Edit: I'll include a proof of the latter statement. Let $P(X)\in K[X]$ be a polynomial. We can write $$P(X)=\sum_{i=0}^na_iX^i$$ with each $a_i\in K$ and $a_n\neq 0$. First note that we may assume that $a_n=1$ by multiplying the polynomial by $a_n^{-1}$ (here I use that $K$ is a field). Furthermore, doing so does not change the roots of $P(X)$ (that's a claim that you can prove as an exercise).

Now I claim the following: If $c\in K$ is a root of $P(X)$ (i.e. $P(c)=0$), then $$P(X)=(X-c)Q(X)$$ for some polynomial $Q(X)\in K[X]$ with $\deg(Q(X))=\deg(P(X))-1$. Indeed, by the division algorithm for polynomials, one can write $$P(X)=(X-c)Q(X)+R(X)$$ where $Q(X),R(X)\in K[X]$ and $\deg(Q(X))\leq \deg(P(X))$ and $\deg(R(X))<\deg(P(X))=1$. By assumption, $P(c)=(c-c)Q(c)+R(c)=R(c)=0$. On the other hand, $\deg(R(X))=0$ and thus $R(X)=0$ as it is a constant polynomial. Thus $P(X)=(X-c)Q(X)$ as required.

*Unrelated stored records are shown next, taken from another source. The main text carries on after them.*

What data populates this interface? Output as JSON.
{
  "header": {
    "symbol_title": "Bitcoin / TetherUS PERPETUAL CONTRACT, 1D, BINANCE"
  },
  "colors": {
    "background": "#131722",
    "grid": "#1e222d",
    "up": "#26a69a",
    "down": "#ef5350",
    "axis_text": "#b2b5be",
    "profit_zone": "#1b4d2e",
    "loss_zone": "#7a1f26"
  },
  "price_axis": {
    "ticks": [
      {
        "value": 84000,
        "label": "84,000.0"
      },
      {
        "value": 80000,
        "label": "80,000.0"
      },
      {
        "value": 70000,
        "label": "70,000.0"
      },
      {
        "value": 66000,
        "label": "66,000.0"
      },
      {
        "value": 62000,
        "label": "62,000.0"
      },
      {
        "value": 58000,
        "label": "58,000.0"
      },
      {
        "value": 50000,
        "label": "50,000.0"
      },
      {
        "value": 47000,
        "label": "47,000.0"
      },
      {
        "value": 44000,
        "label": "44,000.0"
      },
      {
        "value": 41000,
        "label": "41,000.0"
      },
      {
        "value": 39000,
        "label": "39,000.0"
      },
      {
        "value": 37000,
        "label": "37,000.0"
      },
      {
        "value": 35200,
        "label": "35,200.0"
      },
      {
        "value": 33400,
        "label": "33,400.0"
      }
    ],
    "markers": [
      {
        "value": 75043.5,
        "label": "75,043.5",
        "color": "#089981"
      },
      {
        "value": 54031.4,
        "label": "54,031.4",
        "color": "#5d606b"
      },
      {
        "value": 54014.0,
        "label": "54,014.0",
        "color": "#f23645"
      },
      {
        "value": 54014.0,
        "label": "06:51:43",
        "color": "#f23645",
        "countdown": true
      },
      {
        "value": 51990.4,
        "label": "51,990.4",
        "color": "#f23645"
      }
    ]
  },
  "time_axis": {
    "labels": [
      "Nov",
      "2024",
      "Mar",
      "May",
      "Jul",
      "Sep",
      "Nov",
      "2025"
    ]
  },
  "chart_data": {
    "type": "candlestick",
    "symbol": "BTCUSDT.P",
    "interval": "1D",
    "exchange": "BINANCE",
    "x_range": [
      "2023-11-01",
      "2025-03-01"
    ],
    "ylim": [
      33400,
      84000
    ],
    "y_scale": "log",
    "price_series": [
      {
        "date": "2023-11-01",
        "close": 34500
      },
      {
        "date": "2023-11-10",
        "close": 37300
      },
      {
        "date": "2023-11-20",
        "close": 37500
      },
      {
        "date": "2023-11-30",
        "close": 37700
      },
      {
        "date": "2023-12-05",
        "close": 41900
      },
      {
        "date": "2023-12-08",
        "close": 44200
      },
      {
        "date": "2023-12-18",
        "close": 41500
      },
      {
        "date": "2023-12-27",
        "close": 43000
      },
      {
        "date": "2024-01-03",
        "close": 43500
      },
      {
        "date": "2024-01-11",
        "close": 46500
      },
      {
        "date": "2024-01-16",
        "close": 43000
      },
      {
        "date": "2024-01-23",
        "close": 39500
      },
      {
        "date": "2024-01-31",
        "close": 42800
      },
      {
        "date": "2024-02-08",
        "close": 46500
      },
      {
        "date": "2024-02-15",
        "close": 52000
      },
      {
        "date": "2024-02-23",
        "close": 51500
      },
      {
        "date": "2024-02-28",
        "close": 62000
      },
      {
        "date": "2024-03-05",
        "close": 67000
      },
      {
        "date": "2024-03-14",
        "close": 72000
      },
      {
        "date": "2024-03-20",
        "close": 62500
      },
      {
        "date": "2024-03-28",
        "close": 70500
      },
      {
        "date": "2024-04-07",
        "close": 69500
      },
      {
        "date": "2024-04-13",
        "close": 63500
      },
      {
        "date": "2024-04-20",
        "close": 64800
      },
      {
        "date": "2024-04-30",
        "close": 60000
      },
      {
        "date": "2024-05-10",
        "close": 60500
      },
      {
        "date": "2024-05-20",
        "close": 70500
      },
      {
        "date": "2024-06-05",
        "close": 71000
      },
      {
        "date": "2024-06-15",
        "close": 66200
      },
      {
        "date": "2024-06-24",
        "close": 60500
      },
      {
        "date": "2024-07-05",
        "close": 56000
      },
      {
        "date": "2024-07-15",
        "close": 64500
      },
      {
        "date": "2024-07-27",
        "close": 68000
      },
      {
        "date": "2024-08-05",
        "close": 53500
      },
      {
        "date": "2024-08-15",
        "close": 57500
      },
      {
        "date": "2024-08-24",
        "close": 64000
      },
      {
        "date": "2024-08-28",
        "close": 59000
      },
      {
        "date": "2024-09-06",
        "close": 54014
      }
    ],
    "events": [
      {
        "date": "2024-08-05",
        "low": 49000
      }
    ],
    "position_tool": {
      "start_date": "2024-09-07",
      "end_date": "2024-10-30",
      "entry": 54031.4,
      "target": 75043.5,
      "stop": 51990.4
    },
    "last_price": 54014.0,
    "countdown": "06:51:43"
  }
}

Hence we now showed that if $c$ is a root of $P(X)$, then we find that $P(X)=(X-c)Q(X)$ with $\deg(Q(X))=\deg(P(X))-1$. Now assume that $P(X)$ has more roots than its degree. Iterating the above procedure, you find that $P(X)=(X-c_1)(X-c_2)\dots (X-c_m)Q(X)$ with $m>\deg(P(X))$, but then $\deg(P(X))\geq m$, a contradiction!

Answer 4

You're looking at the extension $\Bbb{C}\subset\Bbb{C}[j,k]$ where $j$ and $k$ satisfy $j^2=i$ and $k^2=-i$. The key is that you are requiring this to be an extension of fields. Over a field, a polynomial of degree $d$ has at most $d$ roots. As $j$ and $k$ are zeros of $X^2\pm i\in\Bbb{C}[X]$, and we can find two roots of both quadratics in $\Bbb{C}$, it follows that $\Bbb{C}[j,k]$ is isomorphic to (a subfield of) $\Bbb{C}$.

More explicitly, we can find the polar forms of these roots from the fact that $\pm i=e^{\pm\tfrac{\pi}{2}i}$. It follows that $$j=\pm e^{\tfrac{\pi}{4}i}\qquad\text{ and }\qquad k=\pm e^{-\tfrac{\pi}{4}i},$$ because these four complex numbers are precisely the roots of $X^2\pm i$.

Similarly we could find the Cartesian forms of these roots by solving $(a+bi)^2=\pm i$. This is equivalent to the simultaneous equations $$a^2-b^2=0\qquad\text{ and }\qquad 2ab=\pm1.$$ The former implies that $b=\pm a$ and hence the latter reduces to $2a^2=\pm1$, or equivalently $a=\pm\sqrt{\pm\tfrac12}$, which we can express more concisely as $a=i^k\tfrac{1}{\sqrt{2}}$. Tracing our steps back then shows that $$j=\pm\frac{1}{\sqrt{2}}(1+i)\qquad\text{ and }\qquad k=\pm\frac{1}{\sqrt{2}}(1-i).$$ Either way we see that $\Bbb{C}[j,k]$ is isomorphic to a subfield of $\Bbb{C}$, and hence isomorphic to $\Bbb{C}$ itself.